Infant V003’s gene mutations have not been previously reported, but, like most ATM mutations, produce early stop codons, predicted to lead to nonsense mediated decay of mRNA [30]. One of infant V004’s mutations has been reported [31]; the other is predicted to be damaging by SNAP and Polyphen-2 algorithms [32, 33].

Epidemiology and Public Health Considerations.

We have demonstrated the ability to diagnose AT within the context of a newborn screening program and have provided documentation for the first time of sufficiently low T cell counts in two infants with AT in the first months of life that live vaccines should be avoided. The incidence of AT has been reported to be between 1:40,000 and 1:100,000 births [34] with high rates in some populations due to founder mutations [35]. A more recent estimate was lower, 1:300,000 births [36]. The two infants reported here are the only newborns found to have AT in the first 18 months of California’s SCID newborn screening program, in which over 740,000 infants were screened. With 7 of 13 AT cases (54 %) from archived samples having abnormal TREC screening, our data in the highly diverse California population suggest an incidence figure around 1:200,000. California has the largest number of annual births of any state in the U.S., and population-based newborn screening with TRECs will provide a prospective, unbiased method to establish the incidence of AT.
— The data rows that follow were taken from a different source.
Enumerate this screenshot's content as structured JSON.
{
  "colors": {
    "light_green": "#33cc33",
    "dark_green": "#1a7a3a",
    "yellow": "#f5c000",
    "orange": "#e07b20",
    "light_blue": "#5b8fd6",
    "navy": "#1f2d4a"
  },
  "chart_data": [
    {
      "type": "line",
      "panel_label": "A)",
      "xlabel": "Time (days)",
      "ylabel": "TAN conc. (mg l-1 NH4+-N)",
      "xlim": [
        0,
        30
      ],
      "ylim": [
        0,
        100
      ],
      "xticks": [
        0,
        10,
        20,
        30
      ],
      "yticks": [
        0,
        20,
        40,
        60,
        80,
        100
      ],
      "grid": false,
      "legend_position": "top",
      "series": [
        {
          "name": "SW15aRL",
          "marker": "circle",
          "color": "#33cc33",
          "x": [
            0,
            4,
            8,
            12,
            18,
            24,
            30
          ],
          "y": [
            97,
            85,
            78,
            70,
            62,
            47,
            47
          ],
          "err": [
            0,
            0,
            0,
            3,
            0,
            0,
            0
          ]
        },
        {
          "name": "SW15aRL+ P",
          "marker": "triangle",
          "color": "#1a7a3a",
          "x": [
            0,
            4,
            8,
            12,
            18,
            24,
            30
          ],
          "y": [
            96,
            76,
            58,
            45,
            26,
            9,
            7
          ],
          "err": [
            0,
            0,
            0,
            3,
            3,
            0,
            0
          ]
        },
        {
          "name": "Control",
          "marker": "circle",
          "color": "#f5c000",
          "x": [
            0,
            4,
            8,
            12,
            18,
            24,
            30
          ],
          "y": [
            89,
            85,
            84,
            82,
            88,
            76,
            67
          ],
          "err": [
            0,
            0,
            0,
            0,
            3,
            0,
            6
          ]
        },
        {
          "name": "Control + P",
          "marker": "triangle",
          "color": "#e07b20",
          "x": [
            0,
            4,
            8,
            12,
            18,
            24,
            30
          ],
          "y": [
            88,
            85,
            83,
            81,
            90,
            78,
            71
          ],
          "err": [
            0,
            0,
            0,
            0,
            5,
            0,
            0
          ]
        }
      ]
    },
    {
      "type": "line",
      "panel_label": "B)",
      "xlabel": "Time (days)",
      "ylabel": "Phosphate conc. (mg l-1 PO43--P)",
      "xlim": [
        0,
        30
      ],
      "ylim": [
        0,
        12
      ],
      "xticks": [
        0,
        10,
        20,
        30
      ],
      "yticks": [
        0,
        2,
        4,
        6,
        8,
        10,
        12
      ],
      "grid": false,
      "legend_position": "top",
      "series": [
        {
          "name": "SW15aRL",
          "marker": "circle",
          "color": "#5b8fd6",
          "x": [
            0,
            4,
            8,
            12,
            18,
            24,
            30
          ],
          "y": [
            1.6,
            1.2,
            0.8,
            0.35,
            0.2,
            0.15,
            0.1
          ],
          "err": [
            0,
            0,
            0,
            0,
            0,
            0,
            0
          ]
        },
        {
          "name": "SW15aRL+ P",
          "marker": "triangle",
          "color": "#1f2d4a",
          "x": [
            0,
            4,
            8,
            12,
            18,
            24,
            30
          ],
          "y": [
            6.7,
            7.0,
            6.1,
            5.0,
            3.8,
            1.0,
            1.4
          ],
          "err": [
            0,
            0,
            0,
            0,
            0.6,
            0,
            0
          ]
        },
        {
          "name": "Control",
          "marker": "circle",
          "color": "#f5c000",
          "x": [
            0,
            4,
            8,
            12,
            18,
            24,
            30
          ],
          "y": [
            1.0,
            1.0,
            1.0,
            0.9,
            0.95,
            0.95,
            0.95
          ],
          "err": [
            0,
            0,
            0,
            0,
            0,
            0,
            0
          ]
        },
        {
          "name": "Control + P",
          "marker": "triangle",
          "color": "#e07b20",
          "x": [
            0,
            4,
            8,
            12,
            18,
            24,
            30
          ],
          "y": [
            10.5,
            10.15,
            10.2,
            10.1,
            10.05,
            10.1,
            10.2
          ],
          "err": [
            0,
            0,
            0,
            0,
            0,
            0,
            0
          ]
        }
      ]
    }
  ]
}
The detection of AT by newborn screening illuminates challenges surrounding the inclusion of new tests into a public health screening program. Currently there is no cure for AT; the neurological deterioration is progressive and irreversible such that patients usually become wheelchair dependent by their teenage years, and lifespan is decreased. In addition, patients with AT have increased risk for malignancies, attributed to compromise of DNA repair mechanisms. Consistent with the reported 30–40 % lifetime risk and 10–15 % childhood or early adulthood risk of lymphoid malignancy, 3 of our 13 retrospective patients had lymphomas and one had leukemia [37, 38]. ATM heterozygous mutation carriers also have an increased risk of breast cancer as well as other epithelial malignancies [39, 40]. Thus, although screening programs are designed to identify newborns with diseases for which there are treatments, the early diagnosis of AT as a secondary target of TREC screening for SCID can provide important information for family and genetic counseling. Patients should avoid undue irradiation and should be monitored for malignancy as well as protected from infection, while carriers of ATM mutations should be made aware of their own increased risk of cancer, and any anti-cancer therapy they require should be tailored in light of their increased sensitivity to radiation [41]. A diagnosis of AT by newborn screening can also help parents plan for the care of the affected child and obtain genetic counseling when considering future pregnancies.

Furthermore, while there is currently no effective treatment for AT, multiple lines of research are aiming towards that goal. Antioxidant therapies [4244], and more recently HDAC4 inhibition [45], have shown promise in mouse models; and in vitro experiments with human cells suggest that for some patients ATM function could be restored using mutation-targeted therapy [46]. For any of the potential therapies under development, early intervention made possible by identification through newborn screening would be most likely to show benefit by allowing therapy to take effect before extensive degeneration of relevant tissues has occurred.

Conclusion

This study demonstrates that T lymphocytopenia revealed by newborns TREC screening can be an identifying feature of AT. We also show the utility of exome sequencing to arrive at a gene diagnosis for infants with variant SCID or CID. Although there is no current cure for the progressive neurological impairment of AT, early detection provides information to improve patient management and offer family genetic counseling. Whole exome sequencing coupled with newborn screening in an ethnically diverse, large population will reveal unbiased data about rare diseases associated with T lymphocytopenia.